J’adore la photo de toi avec ma tante Gabrielle.
Bravo pour ce blogue.
Bonjour Lydia.
Heureuse de reprendre contact avec toi.
Ta tante a été tellement importante pour moi !
Merci Mme Dazé.
J’aime votre style d’écriture et il est captivant de connaître l’enfance d’une petite fille de médecin sur le Plateau.
Très intéressant, merci!
Ma mère me répéta souvent que j’étais né chez ma grand-mère maternelle, Juliette Prieur, au 4618 Fabre. Je me suis toujours demandé quel médecin avait accouché ma mère quand j’ai entendu parler du Dr Dazé je me suis dit peut-être que ce serait peut-être lui ? ou bien le Dr Bessette mais pour cela il faudrait pourvoir compulser des archives?
M. Boismenu,
Je garde le nom de votre mère en réserve.

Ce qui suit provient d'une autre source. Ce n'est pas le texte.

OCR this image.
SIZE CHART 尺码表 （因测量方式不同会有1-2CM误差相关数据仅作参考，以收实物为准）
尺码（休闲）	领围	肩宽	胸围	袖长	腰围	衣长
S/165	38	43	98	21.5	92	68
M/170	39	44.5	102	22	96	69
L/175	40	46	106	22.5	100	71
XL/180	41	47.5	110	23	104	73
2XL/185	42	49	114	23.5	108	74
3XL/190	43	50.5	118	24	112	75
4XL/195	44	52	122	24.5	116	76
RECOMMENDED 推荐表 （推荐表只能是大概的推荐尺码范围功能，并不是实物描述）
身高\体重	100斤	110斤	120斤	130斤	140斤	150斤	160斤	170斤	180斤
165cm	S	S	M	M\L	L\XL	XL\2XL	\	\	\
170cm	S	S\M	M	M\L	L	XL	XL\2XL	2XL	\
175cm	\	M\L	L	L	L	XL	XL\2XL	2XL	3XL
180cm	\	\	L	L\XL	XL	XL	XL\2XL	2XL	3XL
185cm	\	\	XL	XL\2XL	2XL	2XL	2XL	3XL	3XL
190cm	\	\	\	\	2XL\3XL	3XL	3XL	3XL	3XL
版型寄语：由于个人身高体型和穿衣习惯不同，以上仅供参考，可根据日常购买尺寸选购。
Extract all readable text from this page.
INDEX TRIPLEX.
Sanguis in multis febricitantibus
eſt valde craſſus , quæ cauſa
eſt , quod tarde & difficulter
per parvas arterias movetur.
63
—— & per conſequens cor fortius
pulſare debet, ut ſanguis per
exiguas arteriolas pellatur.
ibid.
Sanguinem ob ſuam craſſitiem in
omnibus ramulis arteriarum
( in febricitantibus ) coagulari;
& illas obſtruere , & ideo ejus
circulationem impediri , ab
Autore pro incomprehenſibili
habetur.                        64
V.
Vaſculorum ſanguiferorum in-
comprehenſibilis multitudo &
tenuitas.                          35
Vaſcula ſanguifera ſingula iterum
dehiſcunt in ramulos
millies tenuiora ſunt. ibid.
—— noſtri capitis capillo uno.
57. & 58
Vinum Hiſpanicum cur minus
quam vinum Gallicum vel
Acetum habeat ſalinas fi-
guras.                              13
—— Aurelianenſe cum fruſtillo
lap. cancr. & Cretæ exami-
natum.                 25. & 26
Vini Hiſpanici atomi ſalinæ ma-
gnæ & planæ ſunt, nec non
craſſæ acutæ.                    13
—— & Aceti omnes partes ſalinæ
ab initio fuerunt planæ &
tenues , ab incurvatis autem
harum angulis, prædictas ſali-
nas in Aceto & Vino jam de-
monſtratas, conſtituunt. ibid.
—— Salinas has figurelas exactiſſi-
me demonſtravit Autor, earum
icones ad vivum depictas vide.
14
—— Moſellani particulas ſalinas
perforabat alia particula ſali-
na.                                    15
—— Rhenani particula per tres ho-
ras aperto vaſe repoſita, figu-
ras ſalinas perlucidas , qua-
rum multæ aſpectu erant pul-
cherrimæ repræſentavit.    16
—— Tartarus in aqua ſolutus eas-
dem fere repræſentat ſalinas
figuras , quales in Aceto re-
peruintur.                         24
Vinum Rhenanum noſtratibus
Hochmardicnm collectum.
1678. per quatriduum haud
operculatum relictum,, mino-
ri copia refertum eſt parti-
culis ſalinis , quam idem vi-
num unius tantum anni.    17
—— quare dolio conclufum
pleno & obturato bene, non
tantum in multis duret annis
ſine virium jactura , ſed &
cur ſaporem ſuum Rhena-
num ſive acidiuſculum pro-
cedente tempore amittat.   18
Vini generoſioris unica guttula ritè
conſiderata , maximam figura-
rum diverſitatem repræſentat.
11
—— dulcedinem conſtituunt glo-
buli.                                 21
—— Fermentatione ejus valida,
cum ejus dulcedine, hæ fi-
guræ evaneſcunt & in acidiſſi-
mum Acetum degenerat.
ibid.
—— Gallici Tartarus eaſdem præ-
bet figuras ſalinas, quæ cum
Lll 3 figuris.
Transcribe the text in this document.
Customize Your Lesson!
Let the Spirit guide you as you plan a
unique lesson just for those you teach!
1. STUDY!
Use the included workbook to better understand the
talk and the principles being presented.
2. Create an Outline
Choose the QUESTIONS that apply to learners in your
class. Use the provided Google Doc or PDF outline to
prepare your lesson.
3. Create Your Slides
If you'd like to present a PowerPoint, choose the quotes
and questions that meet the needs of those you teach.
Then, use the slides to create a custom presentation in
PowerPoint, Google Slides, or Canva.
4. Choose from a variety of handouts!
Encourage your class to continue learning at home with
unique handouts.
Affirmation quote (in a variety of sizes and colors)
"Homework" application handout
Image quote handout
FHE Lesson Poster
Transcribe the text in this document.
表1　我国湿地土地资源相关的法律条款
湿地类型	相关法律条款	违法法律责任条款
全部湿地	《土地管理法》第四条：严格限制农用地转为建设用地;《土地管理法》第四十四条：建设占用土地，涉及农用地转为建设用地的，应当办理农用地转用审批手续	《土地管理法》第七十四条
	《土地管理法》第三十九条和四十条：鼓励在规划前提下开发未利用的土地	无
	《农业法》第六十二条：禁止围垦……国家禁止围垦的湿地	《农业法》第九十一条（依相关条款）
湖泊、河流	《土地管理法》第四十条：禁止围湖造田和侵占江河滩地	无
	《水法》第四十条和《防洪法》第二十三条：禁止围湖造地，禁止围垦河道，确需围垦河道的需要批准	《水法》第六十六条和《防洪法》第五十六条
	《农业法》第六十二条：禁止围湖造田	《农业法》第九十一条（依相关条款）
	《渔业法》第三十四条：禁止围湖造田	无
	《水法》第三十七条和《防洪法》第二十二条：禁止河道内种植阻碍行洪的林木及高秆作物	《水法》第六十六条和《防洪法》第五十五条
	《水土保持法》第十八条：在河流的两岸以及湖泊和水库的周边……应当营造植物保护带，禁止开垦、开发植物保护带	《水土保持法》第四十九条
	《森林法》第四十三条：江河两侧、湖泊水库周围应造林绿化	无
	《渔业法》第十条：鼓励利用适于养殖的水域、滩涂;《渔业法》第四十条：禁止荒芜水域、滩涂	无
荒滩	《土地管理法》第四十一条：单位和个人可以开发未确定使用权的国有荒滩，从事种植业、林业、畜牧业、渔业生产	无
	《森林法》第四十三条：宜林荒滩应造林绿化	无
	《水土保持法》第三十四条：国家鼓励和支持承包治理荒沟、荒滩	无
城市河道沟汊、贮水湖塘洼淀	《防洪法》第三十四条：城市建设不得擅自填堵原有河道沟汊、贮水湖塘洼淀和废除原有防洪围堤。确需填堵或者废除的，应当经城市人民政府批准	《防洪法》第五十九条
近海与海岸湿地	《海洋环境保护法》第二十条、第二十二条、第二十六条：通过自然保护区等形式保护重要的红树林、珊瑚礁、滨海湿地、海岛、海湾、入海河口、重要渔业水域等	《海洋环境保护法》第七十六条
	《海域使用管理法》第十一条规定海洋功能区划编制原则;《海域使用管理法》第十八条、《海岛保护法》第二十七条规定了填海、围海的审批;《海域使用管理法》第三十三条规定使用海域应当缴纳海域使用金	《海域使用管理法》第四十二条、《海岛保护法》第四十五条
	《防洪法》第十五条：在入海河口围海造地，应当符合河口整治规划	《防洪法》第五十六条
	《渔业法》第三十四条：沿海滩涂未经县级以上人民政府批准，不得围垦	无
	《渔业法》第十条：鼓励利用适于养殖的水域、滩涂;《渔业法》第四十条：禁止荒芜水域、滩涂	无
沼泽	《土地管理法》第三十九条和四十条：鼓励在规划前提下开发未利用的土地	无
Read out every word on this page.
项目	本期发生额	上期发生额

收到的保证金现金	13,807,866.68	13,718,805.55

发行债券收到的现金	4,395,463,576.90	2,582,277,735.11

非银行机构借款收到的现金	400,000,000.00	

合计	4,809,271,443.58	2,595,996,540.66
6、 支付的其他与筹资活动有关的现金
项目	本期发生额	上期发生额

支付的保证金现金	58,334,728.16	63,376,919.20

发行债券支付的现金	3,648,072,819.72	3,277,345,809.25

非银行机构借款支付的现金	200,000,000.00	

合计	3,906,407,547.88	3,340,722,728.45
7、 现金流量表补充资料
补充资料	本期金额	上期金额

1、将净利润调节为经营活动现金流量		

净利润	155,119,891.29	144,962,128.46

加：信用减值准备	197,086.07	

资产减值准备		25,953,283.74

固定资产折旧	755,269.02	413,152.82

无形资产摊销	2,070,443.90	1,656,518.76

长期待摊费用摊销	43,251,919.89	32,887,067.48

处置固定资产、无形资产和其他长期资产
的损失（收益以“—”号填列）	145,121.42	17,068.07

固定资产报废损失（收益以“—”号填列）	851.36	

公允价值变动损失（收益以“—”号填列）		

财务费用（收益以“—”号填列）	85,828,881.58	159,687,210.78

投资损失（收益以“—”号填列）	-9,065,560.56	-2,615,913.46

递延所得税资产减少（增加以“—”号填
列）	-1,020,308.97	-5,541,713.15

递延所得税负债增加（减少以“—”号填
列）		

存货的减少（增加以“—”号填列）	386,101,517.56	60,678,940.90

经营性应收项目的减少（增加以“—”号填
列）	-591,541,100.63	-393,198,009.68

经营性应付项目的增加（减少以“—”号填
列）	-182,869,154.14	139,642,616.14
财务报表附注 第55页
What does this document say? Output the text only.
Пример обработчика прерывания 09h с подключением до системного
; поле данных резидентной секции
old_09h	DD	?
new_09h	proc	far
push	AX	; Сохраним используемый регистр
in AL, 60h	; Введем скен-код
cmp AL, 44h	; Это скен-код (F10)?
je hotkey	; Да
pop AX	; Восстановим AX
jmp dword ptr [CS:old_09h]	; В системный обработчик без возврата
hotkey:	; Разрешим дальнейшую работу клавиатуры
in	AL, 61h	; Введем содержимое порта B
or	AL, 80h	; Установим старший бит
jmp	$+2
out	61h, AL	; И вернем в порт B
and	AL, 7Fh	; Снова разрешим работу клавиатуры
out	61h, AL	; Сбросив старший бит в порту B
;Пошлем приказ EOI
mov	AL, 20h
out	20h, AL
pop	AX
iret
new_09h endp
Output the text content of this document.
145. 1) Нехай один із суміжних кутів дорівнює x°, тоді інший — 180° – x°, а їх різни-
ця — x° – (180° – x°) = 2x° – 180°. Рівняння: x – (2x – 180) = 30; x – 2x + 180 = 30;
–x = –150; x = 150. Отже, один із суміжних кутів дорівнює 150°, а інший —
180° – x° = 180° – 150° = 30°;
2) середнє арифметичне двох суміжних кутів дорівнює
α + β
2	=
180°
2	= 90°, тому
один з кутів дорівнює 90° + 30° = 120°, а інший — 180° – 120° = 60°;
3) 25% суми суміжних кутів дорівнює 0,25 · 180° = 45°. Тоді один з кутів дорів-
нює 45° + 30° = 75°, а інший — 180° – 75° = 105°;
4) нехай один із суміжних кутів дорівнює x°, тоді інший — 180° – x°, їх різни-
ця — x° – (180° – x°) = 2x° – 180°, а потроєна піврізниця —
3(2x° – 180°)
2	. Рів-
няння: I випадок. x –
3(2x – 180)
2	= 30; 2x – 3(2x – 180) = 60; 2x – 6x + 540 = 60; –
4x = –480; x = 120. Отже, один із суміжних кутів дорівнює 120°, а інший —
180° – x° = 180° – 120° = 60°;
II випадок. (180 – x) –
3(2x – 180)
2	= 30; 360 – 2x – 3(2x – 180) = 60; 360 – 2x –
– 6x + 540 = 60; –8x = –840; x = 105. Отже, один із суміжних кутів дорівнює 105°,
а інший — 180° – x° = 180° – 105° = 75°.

Si jamais je trouve la réponse à votre question, je vous en informe.
Le Dr Dazé fut notre médecin de famille préféré…
Souvenons nous, il était dénommé le » médecin des pauvres «
Dans son bulletin de l’été 2009, la SHP a consacré sa page de couverture au docteur Fernand Dazé avec deux articles en pages 2 et3 relatant l’énorme travail accompli dans son exercice médical.